A few key learnings:
- Digital and mobile continue to evolve into a true commerce channel from primarily brand awareness – 20% lift since 2014.
- Twice as many marketing budgets decreased this year compared to 2014. Of those that increased, the change was
modest – the majority (60%) grew less than 10%, a significant drop from 2014.
- Marketers continue to view websites/mobile, data/analytics and SEM/SEO as the most important capabilities to achieve financial-driven objectives.
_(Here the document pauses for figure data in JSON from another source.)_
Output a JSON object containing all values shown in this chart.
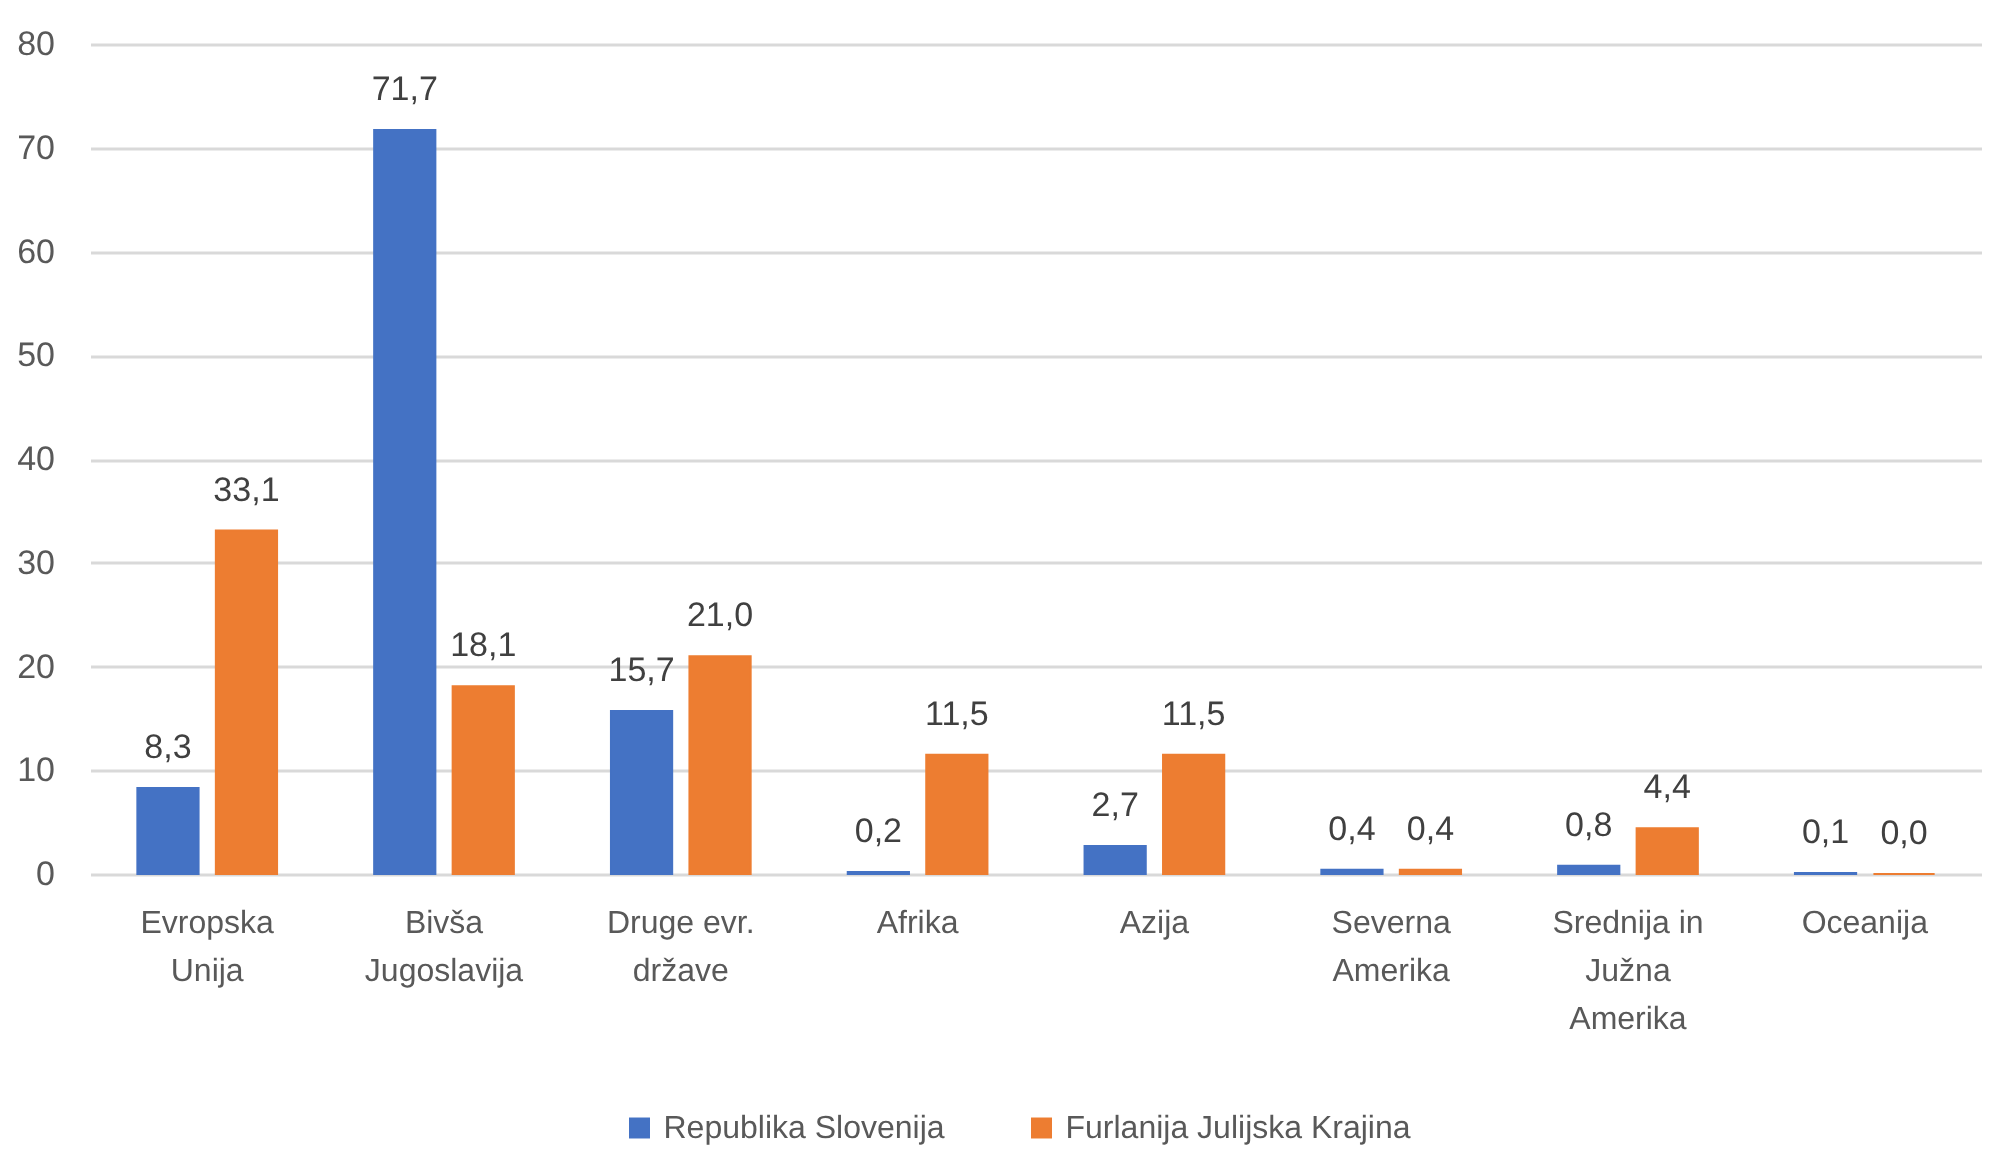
{
  "chart_data": {
    "type": "bar",
    "categories": [
      "Evropska\nUnija",
      "Bivša\nJugoslavija",
      "Druge evr.\ndržave",
      "Afrika",
      "Azija",
      "Severna\nAmerika",
      "Srednija in\nJužna\nAmerika",
      "Oceanija"
    ],
    "series": [
      {
        "name": "Republika Slovenija",
        "color": "#4472c4",
        "values": [
          8.3,
          71.7,
          15.7,
          0.2,
          2.7,
          0.4,
          0.8,
          0.1
        ],
        "value_labels": [
          "8,3",
          "71,7",
          "15,7",
          "0,2",
          "2,7",
          "0,4",
          "0,8",
          "0,1"
        ]
      },
      {
        "name": "Furlanija Julijska Krajina",
        "color": "#ed7d31",
        "values": [
          33.1,
          18.1,
          21.0,
          11.5,
          11.5,
          0.4,
          4.4,
          0.0
        ],
        "value_labels": [
          "33,1",
          "18,1",
          "21,0",
          "11,5",
          "11,5",
          "0,4",
          "4,4",
          "0,0"
        ]
      }
    ],
    "ylim": [
      0,
      80
    ],
    "yticks": [
      0,
      10,
      20,
      30,
      40,
      50,
      60,
      70,
      80
    ],
    "grid": "y",
    "legend": "bottom"
  }
}
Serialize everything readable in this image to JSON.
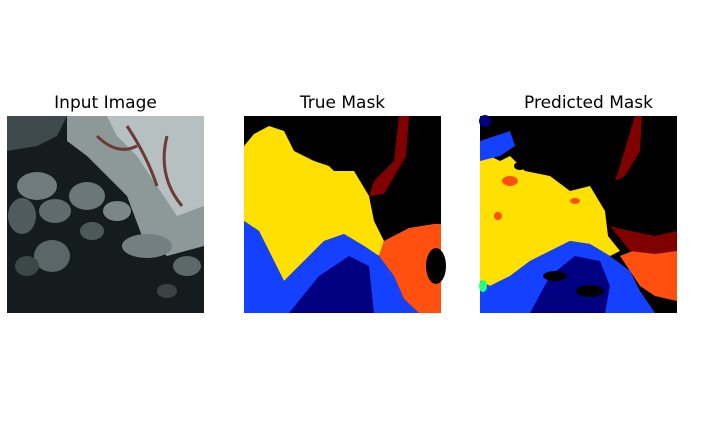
{
  "panels": [
    {
      "title": "Input Image"
    },
    {
      "title": "True Mask"
    },
    {
      "title": "Predicted Mask"
    }
  ]
}
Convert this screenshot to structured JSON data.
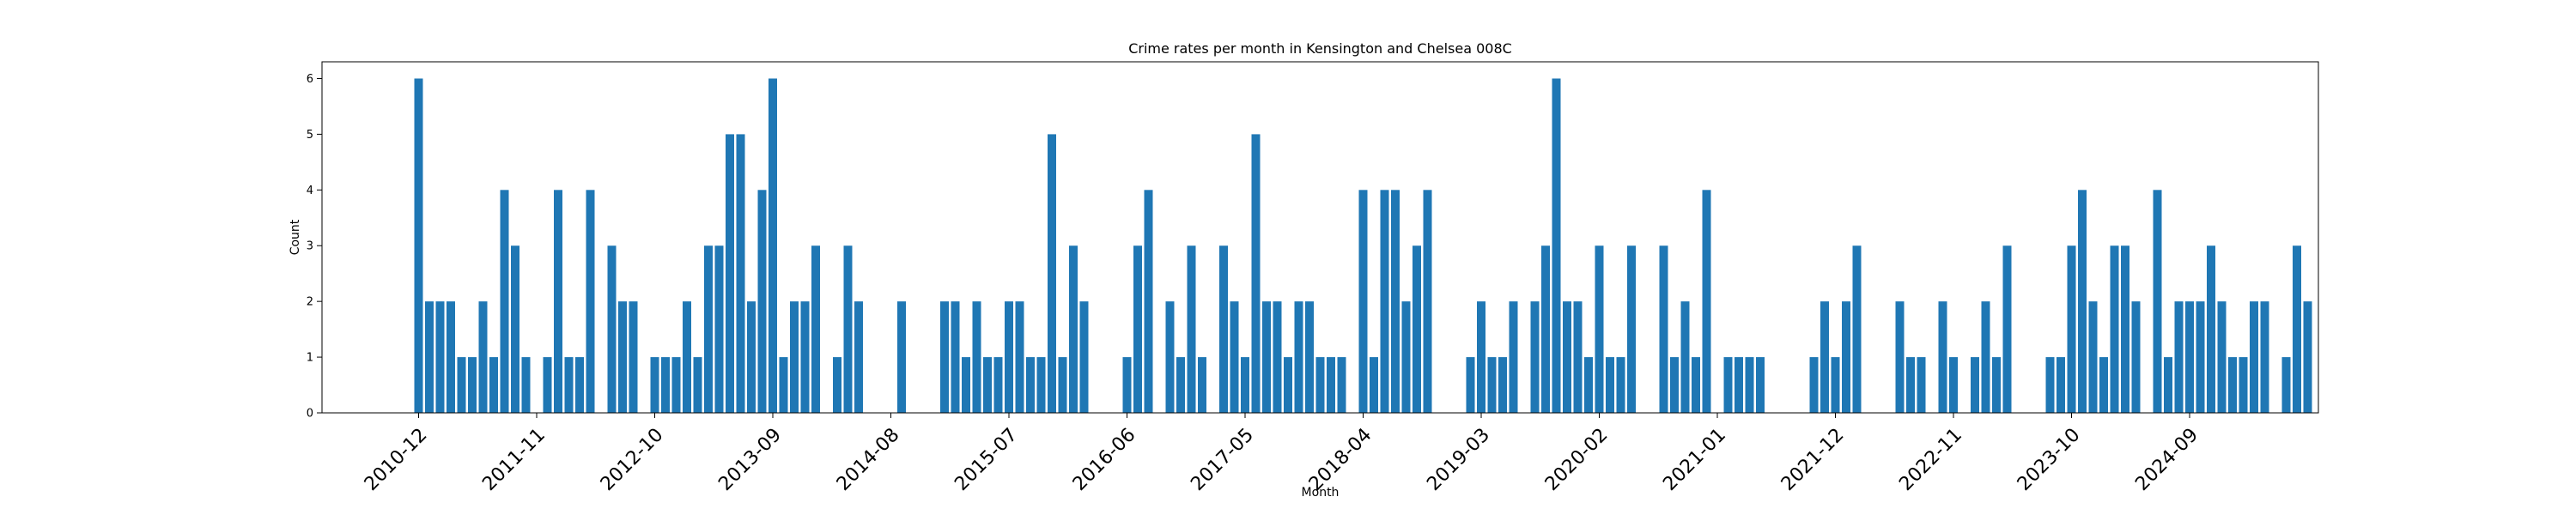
{
  "chart_data": {
    "type": "bar",
    "title": "Crime rates per month in Kensington and Chelsea 008C",
    "xlabel": "Month",
    "ylabel": "Count",
    "ylim": [
      0,
      6.3
    ],
    "yticks": [
      0,
      1,
      2,
      3,
      4,
      5,
      6
    ],
    "xlim": [
      -9,
      177
    ],
    "start_month": "2010-12",
    "x_ticks": [
      {
        "label": "2010-12",
        "index": 0
      },
      {
        "label": "2011-11",
        "index": 11
      },
      {
        "label": "2012-10",
        "index": 22
      },
      {
        "label": "2013-09",
        "index": 33
      },
      {
        "label": "2014-08",
        "index": 44
      },
      {
        "label": "2015-07",
        "index": 55
      },
      {
        "label": "2016-06",
        "index": 66
      },
      {
        "label": "2017-05",
        "index": 77
      },
      {
        "label": "2018-04",
        "index": 88
      },
      {
        "label": "2019-03",
        "index": 99
      },
      {
        "label": "2020-02",
        "index": 110
      },
      {
        "label": "2021-01",
        "index": 121
      },
      {
        "label": "2021-12",
        "index": 132
      },
      {
        "label": "2022-11",
        "index": 143
      },
      {
        "label": "2023-10",
        "index": 154
      },
      {
        "label": "2024-09",
        "index": 165
      }
    ],
    "bar_color": "#1f77b4",
    "values": [
      6,
      2,
      2,
      2,
      1,
      1,
      2,
      1,
      4,
      3,
      1,
      0,
      1,
      4,
      1,
      1,
      4,
      0,
      3,
      2,
      2,
      0,
      1,
      1,
      1,
      2,
      1,
      3,
      3,
      5,
      5,
      2,
      4,
      6,
      1,
      2,
      2,
      3,
      0,
      1,
      3,
      2,
      0,
      0,
      0,
      2,
      0,
      0,
      0,
      2,
      2,
      1,
      2,
      1,
      1,
      2,
      2,
      1,
      1,
      5,
      1,
      3,
      2,
      0,
      0,
      0,
      1,
      3,
      4,
      0,
      2,
      1,
      3,
      1,
      0,
      3,
      2,
      1,
      5,
      2,
      2,
      1,
      2,
      2,
      1,
      1,
      1,
      0,
      4,
      1,
      4,
      4,
      2,
      3,
      4,
      0,
      0,
      0,
      1,
      2,
      1,
      1,
      2,
      0,
      2,
      3,
      6,
      2,
      2,
      1,
      3,
      1,
      1,
      3,
      0,
      0,
      3,
      1,
      2,
      1,
      4,
      0,
      1,
      1,
      1,
      1,
      0,
      0,
      0,
      0,
      1,
      2,
      1,
      2,
      3,
      0,
      0,
      0,
      2,
      1,
      1,
      0,
      2,
      1,
      0,
      1,
      2,
      1,
      3,
      0,
      0,
      0,
      1,
      1,
      3,
      4,
      2,
      1,
      3,
      3,
      2,
      0,
      4,
      1,
      2,
      2,
      2,
      3,
      2,
      1,
      1,
      2,
      2,
      0,
      1,
      3,
      2
    ]
  }
}
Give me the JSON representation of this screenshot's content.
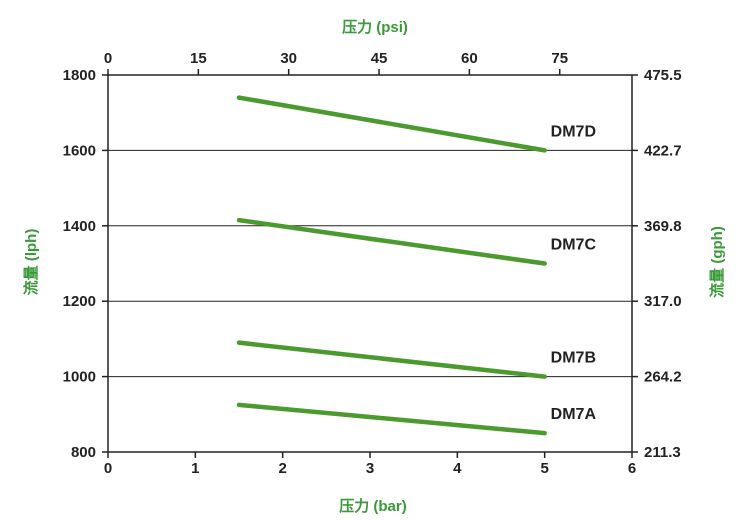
{
  "chart_data": {
    "type": "line",
    "title": "",
    "xlabel": "压力 (bar)",
    "x2label": "压力 (psi)",
    "ylabel": "流量 (lph)",
    "y2label": "流量 (gph)",
    "xlim": [
      0,
      6
    ],
    "x2lim": [
      0,
      87
    ],
    "ylim": [
      800,
      1800
    ],
    "x_ticks": [
      0,
      1,
      2,
      3,
      4,
      5,
      6
    ],
    "x2_ticks": [
      0,
      15,
      30,
      45,
      60,
      75
    ],
    "y_ticks": [
      800,
      1000,
      1200,
      1400,
      1600,
      1800
    ],
    "y2_ticks": [
      "211.3",
      "264.2",
      "317.0",
      "369.8",
      "422.7",
      "475.5"
    ],
    "grid": "horizontal",
    "series": [
      {
        "name": "DM7D",
        "x": [
          1.5,
          5
        ],
        "y": [
          1740,
          1600
        ]
      },
      {
        "name": "DM7C",
        "x": [
          1.5,
          5
        ],
        "y": [
          1415,
          1300
        ]
      },
      {
        "name": "DM7B",
        "x": [
          1.5,
          5
        ],
        "y": [
          1090,
          1000
        ]
      },
      {
        "name": "DM7A",
        "x": [
          1.5,
          5
        ],
        "y": [
          925,
          850
        ]
      }
    ],
    "colors": {
      "line": "#4a9a2e",
      "axis_title": "#3a9a3a",
      "grid": "#222222"
    }
  }
}
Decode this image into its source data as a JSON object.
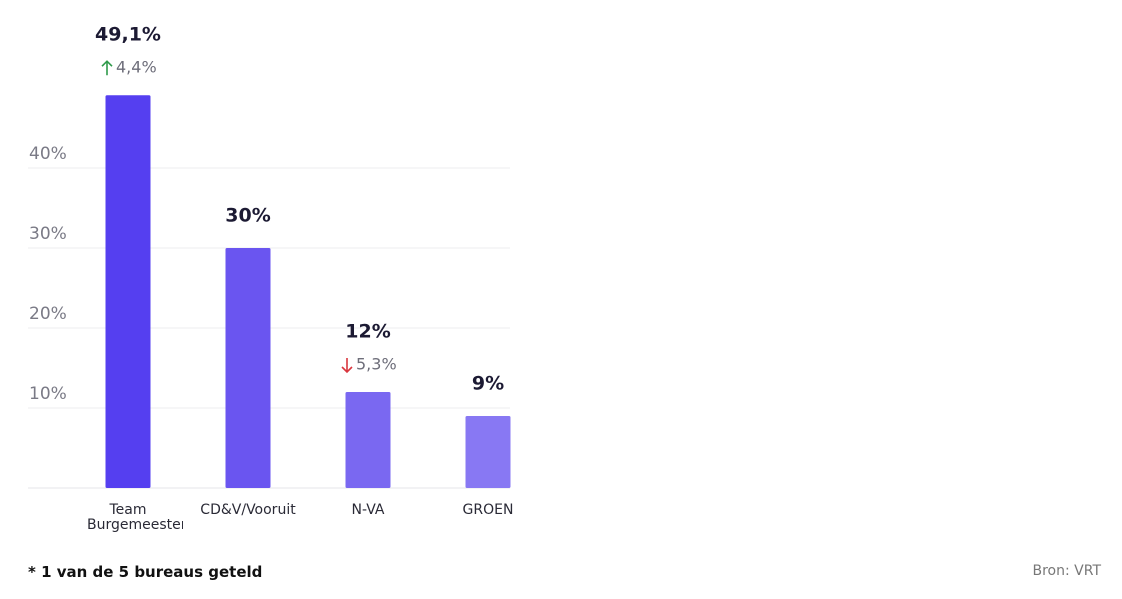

These capabilities are primarily handled internally, and considered highly underdeveloped.
- Omnichannel marketing is still the least developed capability, even with a 50% lift over 2014. This is a large concern given the expectations of the always-on consumer and increasing mobile usage/commerce.
- Both Marketing and IT believe they have an omnichannel presence, though IT executives view it as lower importance, yet better developed, than their marketing counterparts. This is a key challenge.
- Mobile-First environment reported by 50% of IT executives, a dramatic change given the rise of smartphones.
- Further analysis of the IT/marketing relationship reveals that marketers believe working closer with IT strengthens their bonds. IT has the opposite perspective.
- Marketing and IT agree on one thing – 63% state metrics and goals are not aligned across the functions. Marketers view IT’s budget, priorities and objectives as issues; IT views marketers’ knowledge, communication and budget as issues.
- The study findings clearly define the need for CEOs to solve this structural/cultural challenge to win in a digital world.